Sözün başındayken uyaralım, konu ağır ve odaklanma gerektiriyor. Bu sınırlı alan içinde karmaşık bir kuramı sadece sıkıştırılmış bir taslak olarak sunulabiliyoruz.
Benliğin ne olduğu eski çağlardan beri Hint düşünce sistemlerinde önde gelen tartışma konularından biri oldu. Veda yazmalarının en eskisi olan Rig Veda’da benlik, Milattan Önce (M.Ö.) 18. yüzyılda “kişiyi kendisi yapan mutlak öz” olarak tanımlanıyor.
O yüzyılda Anadolu’da Hatti Beylikleri egemendi, Hitit Devleti henüz kurulmamıştı, “göze göz, dişe diş” yasalarıyla ünlü Hammurabi ise Babil kralıydı.
Rig Veda, benliğin bilinen en eski yazılı tanımını günümüze taşıyan kitap oldu. Rig Veda’daki tanım üzerinden serpilen tartışmalar Hint felsefesinde sonraki bin yıllarda da sürdü.
Veda yazmaları öylesine büyük bir külliyattır ki, “Günümüze ulaşan parçaları özümsemek için insan ömrü yetmez” denir. Sonraları Vedaların bir felsefi özetini çıkarma gereği duyulunca, yaklaşık 20 asır önce “Vedanta” derlemeleri kaleme alınmış. Vedanta, kısaca “Vedaların Özleri” demektir.
Vedanta felsefesinin ana fikri şöyledir:
“Bireyin kendilik özü, evrenin gerçekliği olan mutlak arı bilinç özüyle özdeştir. Tekil benliğin arı bilinç dışında bir olgu olduğunu sanmak bilgisizliktir.”
Advaita Vedanta felsefesinde temel doktrin olarak, varoluşun ikili karşıtlık (düalizm) ilkesine değil, teklik (monizm) ilkesine dayandığı ileri sürülür. Teklik ilkesine göre; evren, galaksi, güneş, dünya gibi sistemler ile tekil birey benliği birbirinden kopuk olarak değerlendirilemez. Evrendeki varlıklar bütünleşiktir ama aynı zamanda varlığını bireysel sürdürebilme yeteneğine sahiptir.

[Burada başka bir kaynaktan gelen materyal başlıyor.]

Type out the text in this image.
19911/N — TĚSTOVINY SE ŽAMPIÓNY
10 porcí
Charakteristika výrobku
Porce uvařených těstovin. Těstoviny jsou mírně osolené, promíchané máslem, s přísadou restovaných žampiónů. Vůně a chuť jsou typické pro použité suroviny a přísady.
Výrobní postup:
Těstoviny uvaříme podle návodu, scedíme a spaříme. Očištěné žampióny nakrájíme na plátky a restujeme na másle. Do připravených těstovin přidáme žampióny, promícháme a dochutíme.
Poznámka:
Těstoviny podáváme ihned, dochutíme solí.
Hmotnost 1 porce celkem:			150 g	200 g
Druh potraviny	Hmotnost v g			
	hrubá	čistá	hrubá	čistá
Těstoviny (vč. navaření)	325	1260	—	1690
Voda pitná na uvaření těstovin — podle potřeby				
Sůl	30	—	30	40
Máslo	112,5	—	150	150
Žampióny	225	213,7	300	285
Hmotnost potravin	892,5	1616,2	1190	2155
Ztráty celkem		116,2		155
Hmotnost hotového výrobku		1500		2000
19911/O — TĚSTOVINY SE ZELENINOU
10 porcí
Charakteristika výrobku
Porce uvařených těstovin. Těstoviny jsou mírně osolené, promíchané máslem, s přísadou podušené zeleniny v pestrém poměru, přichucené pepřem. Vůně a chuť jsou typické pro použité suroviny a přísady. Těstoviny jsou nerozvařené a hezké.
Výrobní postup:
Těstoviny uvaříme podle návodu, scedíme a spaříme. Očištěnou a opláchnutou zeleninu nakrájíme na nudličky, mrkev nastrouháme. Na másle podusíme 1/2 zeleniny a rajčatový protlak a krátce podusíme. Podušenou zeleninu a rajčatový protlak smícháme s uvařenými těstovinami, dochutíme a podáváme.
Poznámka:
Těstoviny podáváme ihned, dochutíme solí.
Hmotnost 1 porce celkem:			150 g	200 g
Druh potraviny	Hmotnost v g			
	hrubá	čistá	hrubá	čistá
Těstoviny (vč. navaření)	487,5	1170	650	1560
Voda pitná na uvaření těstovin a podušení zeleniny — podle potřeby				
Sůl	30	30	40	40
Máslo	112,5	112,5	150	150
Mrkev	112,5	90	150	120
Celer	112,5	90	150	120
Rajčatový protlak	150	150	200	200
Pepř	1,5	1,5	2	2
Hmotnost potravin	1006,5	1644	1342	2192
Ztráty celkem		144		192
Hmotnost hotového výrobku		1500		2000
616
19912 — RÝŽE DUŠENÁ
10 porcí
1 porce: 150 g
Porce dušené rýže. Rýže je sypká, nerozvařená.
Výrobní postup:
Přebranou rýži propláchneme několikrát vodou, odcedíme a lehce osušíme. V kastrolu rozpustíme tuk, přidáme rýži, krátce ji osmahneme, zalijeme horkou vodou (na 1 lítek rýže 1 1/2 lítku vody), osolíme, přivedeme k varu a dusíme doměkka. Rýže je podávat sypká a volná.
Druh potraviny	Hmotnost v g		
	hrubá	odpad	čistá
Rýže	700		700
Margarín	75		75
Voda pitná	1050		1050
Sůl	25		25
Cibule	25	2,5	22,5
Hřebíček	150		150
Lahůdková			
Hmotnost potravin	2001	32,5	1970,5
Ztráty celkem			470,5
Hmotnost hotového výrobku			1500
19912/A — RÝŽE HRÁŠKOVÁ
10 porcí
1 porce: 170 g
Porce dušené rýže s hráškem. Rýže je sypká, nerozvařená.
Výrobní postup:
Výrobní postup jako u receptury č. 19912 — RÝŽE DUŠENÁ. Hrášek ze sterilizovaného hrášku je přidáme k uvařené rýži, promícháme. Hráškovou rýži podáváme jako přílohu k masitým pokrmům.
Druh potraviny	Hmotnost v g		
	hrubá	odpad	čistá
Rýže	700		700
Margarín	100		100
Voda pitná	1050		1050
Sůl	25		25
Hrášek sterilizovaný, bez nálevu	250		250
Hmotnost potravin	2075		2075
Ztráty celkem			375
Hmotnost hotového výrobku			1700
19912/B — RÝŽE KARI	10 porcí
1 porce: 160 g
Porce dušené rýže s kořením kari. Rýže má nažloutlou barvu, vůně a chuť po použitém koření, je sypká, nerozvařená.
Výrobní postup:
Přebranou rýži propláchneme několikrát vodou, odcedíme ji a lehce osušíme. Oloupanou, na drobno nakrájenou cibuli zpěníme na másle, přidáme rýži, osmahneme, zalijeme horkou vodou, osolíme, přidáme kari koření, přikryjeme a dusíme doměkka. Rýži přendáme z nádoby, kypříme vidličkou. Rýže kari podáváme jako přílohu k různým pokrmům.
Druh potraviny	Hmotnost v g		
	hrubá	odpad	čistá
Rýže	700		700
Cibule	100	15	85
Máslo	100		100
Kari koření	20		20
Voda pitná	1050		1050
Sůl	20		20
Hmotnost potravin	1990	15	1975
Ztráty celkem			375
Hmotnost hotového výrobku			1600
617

Bireysel yaşamın, bütüncül teklikten bağsız sürebileceği düşüncesi bir yanılsamadır. Bu bağlamda dünyevi kimlikler ve tutkular bireyselliği güçlendirir, sahte bir benlik algısı yaratır. Bu algı içinde, kişi aynadaki fiziksel görüntüsünün gerçek benliğini yansıtmadığını kestiremez. Böylece fizik bedenin tutkularını izlemeyi ve dünyayı daha ben odaklı yargılamayı sürdürür.
Deneyimler, duyu kanallarınca dış dünyadaki nesneler ve olaylardan sağlanan verilere dayanır. Deneyimler dışsal verilere dayandığından, ayna görüntüsündeki gibi kişiyi kendine “Yanılgılı Özne” olarak yansıtır ancak kişi bunu fark edemez.
Deneyimler üzerinden kendimizi bildiğimizi sandığımız benlik kapsamında, her kim olduğumuzu düşünüyorsak, Vedanta bize “Hayır, siz yalnızca o değilsiniz. Hem deneyimleyen hem de deneyimlenen olamazsınız. Göz bu yüzden kendisini göremez. 9 ayda dünyaya gelen bebek, 10 ay önce hiç yok muydu acaba” diye düşünmeyi öneriyor ve “Onun arkasına bakın” diyor.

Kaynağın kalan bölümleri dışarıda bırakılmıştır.